Abadi took these gifts and felt the power tingle through him. “Thank you father, I will do my best.”

“You must do more than that my son, you must succeed. For the land of the dead and the living depend on it. Now go and join those that are mighty like you.”

With that, Yama rang the bell again and the doors to his study slowly swung open. Abadi had so many questions but knew better to ask. He was never one for conversation anyway. Abadi neared the threshold and turned to look back at Yama. Yama was already busy greeting and judging some of the newly arrived dead. Abadi nodded his acquiescence and stepped through the door way. The sound of a mechanical beeping and metallic clanking awoke Abadi.

“He’s coming to, better sedate him.” Abadi looked down and saw someone’s hand deep inside his chest. His wrist was starting to tingle. He raised his hand to his face and saw the bracelet. “What the hell is going on?” A face behind a surgical mask yelled. Abadi grabbed the surgeons hand and lifted it from his chest. “If you don’t mind I could use some quiet.” Abadi said underneath the muffling oxygen mask. As he spoke a nurse gasped and the surgical team stepped back in horror as the gaping wounds in Abadi’s chest began to heal.
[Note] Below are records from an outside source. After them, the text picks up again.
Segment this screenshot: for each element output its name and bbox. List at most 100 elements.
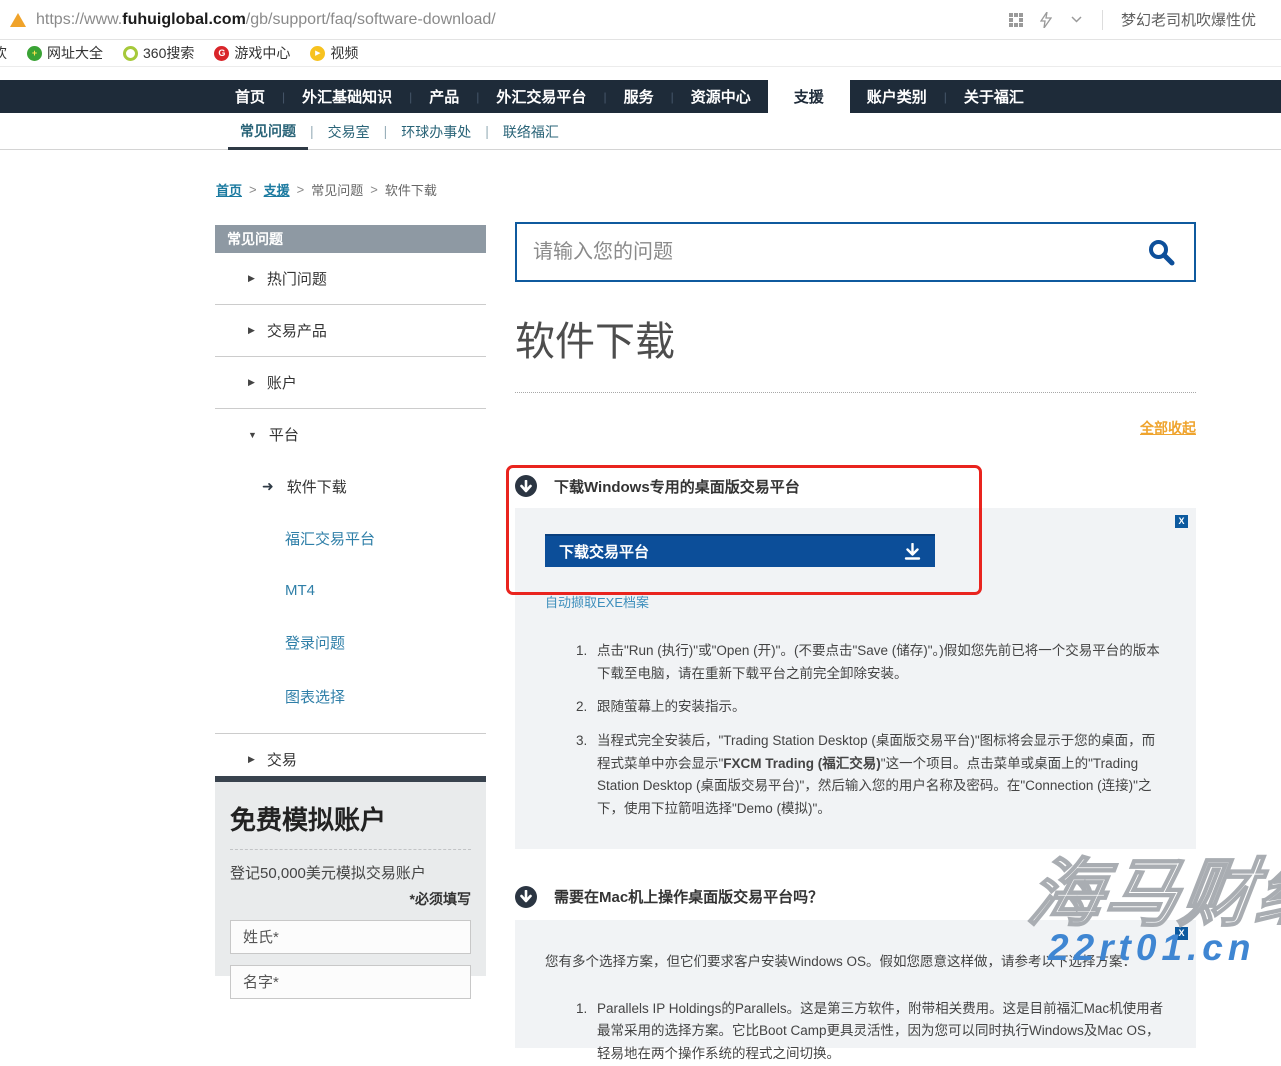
subnav-item-trading-room[interactable]: 交易室 <box>316 113 382 150</box>
accordion-title: 需要在Mac机上操作桌面版交易平台吗？ <box>554 886 823 907</box>
bookmark-video[interactable]: ▶ 视频 <box>310 43 358 63</box>
collapse-arrow-icon <box>515 886 537 908</box>
breadcrumb-faq: 常见问题 <box>311 180 363 199</box>
close-icon[interactable]: X <box>1175 927 1188 940</box>
subnav-divider: | <box>308 123 316 139</box>
free-demo-account-form: 免费模拟账户 登记50,000美元模拟交易账户 *必须填写 <box>215 776 486 976</box>
triangle-right-icon: ▶ <box>248 377 255 388</box>
nav-item-home[interactable]: 首页 <box>218 80 282 113</box>
sidebar-item-label: 软件下载 <box>287 476 347 497</box>
sidebar-item-label: 平台 <box>269 424 299 445</box>
search-button[interactable] <box>1144 235 1178 269</box>
close-icon[interactable]: X <box>1175 515 1188 528</box>
accordion-windows-download: 下载Windows专用的桌面版交易平台 X 下载交易平台 自动撷取EXE档案 点… <box>515 475 1196 849</box>
exe-download-link[interactable]: 自动撷取EXE档案 <box>545 592 649 611</box>
breadcrumb-support[interactable]: 支援 <box>264 180 290 199</box>
mac-panel: X 您有多个选择方案，但它们要求客户安装Windows OS。假如您愿意这样做，… <box>515 920 1196 1048</box>
bookmark-partial-text[interactable]: 欢 <box>0 43 7 63</box>
accordion-mac-header[interactable]: 需要在Mac机上操作桌面版交易平台吗？ <box>515 886 1196 908</box>
qr-grid-icon[interactable] <box>1008 12 1024 28</box>
collapse-arrow-icon <box>515 475 537 497</box>
triangle-right-icon: ▶ <box>248 325 255 336</box>
subnav-item-global-offices[interactable]: 环球办事处 <box>389 113 483 150</box>
subnav-item-contact[interactable]: 联络福汇 <box>491 113 571 150</box>
demo-form-title: 免费模拟账户 <box>230 800 471 850</box>
nav-item-support[interactable]: 支援 <box>768 80 850 113</box>
option-text: Parallels IP Holdings的Parallels。这是第三方软件，… <box>597 1001 1163 1061</box>
accordion-title: 下载Windows专用的桌面版交易平台 <box>554 476 800 497</box>
sidebar-item-login-issues[interactable]: 登录问题 <box>215 620 486 665</box>
nav-item-about-fxcm[interactable]: 关于福汇 <box>947 80 1041 113</box>
bookmark-wangzhi-daquan[interactable]: + 网址大全 <box>27 43 103 63</box>
install-step: 当程式完全安装后，"Trading Station Desktop (桌面版交易… <box>591 730 1166 821</box>
step-text-bold: FXCM Trading (福汇交易) <box>723 756 881 771</box>
nav-item-resources[interactable]: 资源中心 <box>674 80 768 113</box>
windows-download-panel: X 下载交易平台 自动撷取EXE档案 点击"Run (执行)"或"Open (开… <box>515 508 1196 849</box>
dotted-divider <box>515 392 1196 393</box>
triangle-down-icon: ▼ <box>248 430 257 440</box>
sidebar-item-mt4[interactable]: MT4 <box>215 570 486 611</box>
mac-options-list: Parallels IP Holdings的Parallels。这是第三方软件，… <box>563 998 1166 1066</box>
lightning-icon[interactable] <box>1038 12 1054 28</box>
search-input[interactable] <box>533 241 1144 264</box>
toolbar-divider <box>1102 10 1103 30</box>
sidebar-header: 常见问题 <box>215 225 486 253</box>
breadcrumb-home[interactable]: 首页 <box>216 180 242 199</box>
sidebar-item-chart-selection[interactable]: 图表选择 <box>215 674 486 719</box>
accordion-mac: 需要在Mac机上操作桌面版交易平台吗？ X 您有多个选择方案，但它们要求客户安装… <box>515 886 1196 1048</box>
accordion-windows-header[interactable]: 下载Windows专用的桌面版交易平台 <box>515 475 1196 497</box>
sidebar-item-hot-questions[interactable]: ▶ 热门问题 <box>215 253 486 305</box>
nav-item-services[interactable]: 服务 <box>607 80 671 113</box>
url-path: /gb/support/faq/software-download/ <box>246 11 496 28</box>
subnav-divider: | <box>382 123 390 139</box>
page-title: 软件下载 <box>515 309 1196 367</box>
breadcrumb-separator: > <box>370 182 378 197</box>
last-name-field[interactable] <box>230 920 471 954</box>
mac-intro-text: 您有多个选择方案，但它们要求客户安装Windows OS。假如您愿意这样做，请参… <box>545 950 1166 970</box>
url-scheme: https://www. <box>36 11 122 28</box>
nav-item-trading-platforms[interactable]: 外汇交易平台 <box>479 80 603 113</box>
collapse-all-link[interactable]: 全部收起 <box>1140 420 1196 436</box>
bookmark-label: 360搜索 <box>143 43 194 63</box>
chevron-down-icon[interactable] <box>1068 12 1084 28</box>
arrow-right-icon: ➜ <box>262 478 274 495</box>
download-platform-button[interactable]: 下载交易平台 <box>545 534 935 567</box>
sidebar-item-platform[interactable]: ▼ 平台 <box>215 409 486 460</box>
url-field[interactable]: https://www.fuhuiglobal.com/gb/support/f… <box>36 11 1008 29</box>
play-icon: ▶ <box>310 46 325 61</box>
subnav-divider: | <box>483 123 491 139</box>
bookmark-game-center[interactable]: G 游戏中心 <box>214 43 290 63</box>
bookmark-360-search[interactable]: 360搜索 <box>123 43 194 63</box>
sidebar-item-fxcm-platform[interactable]: 福汇交易平台 <box>215 516 486 561</box>
install-steps-list: 点击"Run (执行)"或"Open (开)"。(不要点击"Save (储存)"… <box>563 640 1166 821</box>
breadcrumb-current: 软件下载 <box>385 180 437 199</box>
faq-sidebar: 常见问题 ▶ 热门问题 ▶ 交易产品 ▶ 账户 ▼ 平台 ➜ 软件下载 福汇交易… <box>215 225 486 786</box>
sidebar-item-software-download-active[interactable]: ➜ 软件下载 <box>215 464 486 509</box>
install-step: 点击"Run (执行)"或"Open (开)"。(不要点击"Save (储存)"… <box>591 640 1166 685</box>
subnav-item-faq[interactable]: 常见问题 <box>228 112 308 150</box>
required-note: *必须填写 <box>230 889 471 909</box>
sidebar-item-account[interactable]: ▶ 账户 <box>215 357 486 409</box>
mac-option: Parallels IP Holdings的Parallels。这是第三方软件，… <box>591 998 1166 1066</box>
site-security-icon[interactable] <box>10 13 26 27</box>
sidebar-item-trading-products[interactable]: ▶ 交易产品 <box>215 305 486 357</box>
page-content: 首页 > 支援 > 常见问题 > 软件下载 常见问题 ▶ 热门问题 ▶ 交易产品… <box>0 151 1281 948</box>
url-domain: fuhuiglobal.com <box>122 11 246 28</box>
plus-circle-icon: + <box>27 46 42 61</box>
nav-item-products[interactable]: 产品 <box>412 80 476 113</box>
news-ticker[interactable]: 梦幻老司机吹爆性优 <box>1121 9 1271 30</box>
demo-form-subtitle: 登记50,000美元模拟交易账户 <box>230 862 471 883</box>
browser-address-bar: https://www.fuhuiglobal.com/gb/support/f… <box>0 0 1281 40</box>
search-icon <box>1147 238 1175 266</box>
sidebar-item-label: 交易 <box>267 749 297 770</box>
nav-item-forex-basics[interactable]: 外汇基础知识 <box>285 80 409 113</box>
bookmarks-bar: 欢 + 网址大全 360搜索 G 游戏中心 ▶ 视频 <box>0 40 1281 67</box>
first-name-field[interactable] <box>230 965 471 999</box>
nav-item-account-types[interactable]: 账户类别 <box>850 80 944 113</box>
question-search-box <box>515 222 1196 282</box>
sidebar-item-label: 账户 <box>267 372 297 393</box>
ring-icon <box>123 46 138 61</box>
step-text: 点击"Run (执行)"或"Open (开)"。(不要点击"Save (储存)"… <box>597 643 1160 681</box>
download-icon <box>904 543 921 560</box>
triangle-right-icon: ▶ <box>248 273 255 284</box>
Still groggy, Abadi sat up and removed his IV and heart monitor. Abadi placed the bloody towels and surgical tools in his lap on a tray and gently placed it aside. As he swung his legs off the bed and began to stand up he noticed his shoes were missing. “My things?” Abadi questioned one of the surgical staff. She pointed to a small plastic bag in the corner of the room sitting on top of his boots. Abadi thanked the group of doctors and nurses for their assistance and walked out of the operating room toward whatever unknown fate awaited him.